The money being thrown around AI talent and infrastructure is staggering, but the return on investment may be sketchy for longer time frames. What happens if AI demand doesn't deliver triple-digit growth forever?
In recent weeks, we've seen the following:
Oracle is predicting revenue gains for fiscal 2028. CEO Safra Catz told employees Oracle is off to a strong start in fiscal 2026 and the company signed multiple large cloud deals "including one that is expected to contribute more than $30 billion in annual revenue starting in FY28." Bloomberg later reported that Oracle's big cloud deal was with OpenAI.
Meta CEO Mark Zuckerberg is trying to hire a dream team and throwing billions into the effort. Zuckerberg is chasing superintelligence, but supergroups can be tough to manage.
CoreWeave said it’s the first AI cloud provider to deploy Nvidia's GB300 NVL72 systems for customers. CoreWeave has also signed a $11.9 billion deal with OpenAI for future compute capacity for model training. CoreWeave's model is fairly simple: Lever up with debt ($8.8 billion as of March 31) and grow your way out of it as future demand materializes. The issue: CoreWeave paid $460 million to service its debt for the first quarter ended March 30 and delivered overall net cash of $61 million. Simply put, CoreWeave would be a great business if it didn't have to pay interest rates between 9% and 15% depending on the credit facility. The company has cash and equivalents of $1.3 billion as of March 31. CoreWeave raises $7.5 billion in debt financing for AI data center buildout
As previously noted, the AI infrastructure game is really just a big leveraged bet that's working for now, but it's worth asking a few questions.

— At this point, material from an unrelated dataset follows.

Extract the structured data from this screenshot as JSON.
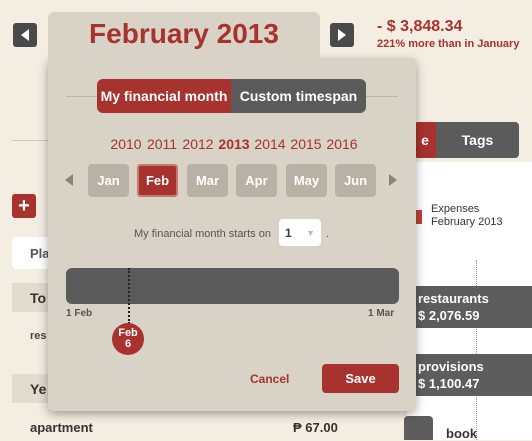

- How much of the AI boom is dependent on OpenAI posting crazy growth years into the future? Turns out a good bit. Oracle is building like mad on the bet that OpenAI is going to be bigger, badder and superintelligent in two years. What could go wrong? Well, Google, China's AI champions, Microsoft competition, hardware risks and a model training wall to name a few. CoreWeave is betting that OpenAI will be "a significant customer in future periods." Let's hope so. Microsoft was 72% of revenue in the first quarter. Three customers were 83% of CoreWeave revenue.
- Is Microsoft the smartest of the bunch? Microsoft is allowing OpenAI to diversify its infrastructure spending so it doesn't have to fork over so much dough. Microsoft and OpenAI are bickering over the terms of their partnership as the latter tries to ultimately go public and needs a new structure.
- Will Nvidia's rivals be good enough? The base of this AI infrastructure boom is Nvidia. Giants are spending mostly on Nvidia, but the market is diversifying with hyperscale cloud custom silicon and AMD. Is it possible that levering up to buy Nvidia GPUs isn't a slam dunk?
- When will the AI infrastructure music stop? The only guarantee is that the spending boom will pause and there will be glut. Timelines are debatable, but rest assured that deals based on demand years into the future are going to produce spectacular failures.
Add it up and AI infrastructure is looking a lot more like the sports world. Billionaires are spending hundreds of millions if not billions of dollars on player that may produce into the future (or not). A $300 million contract for a player often doesn't pay off. These AI deals aren't much different.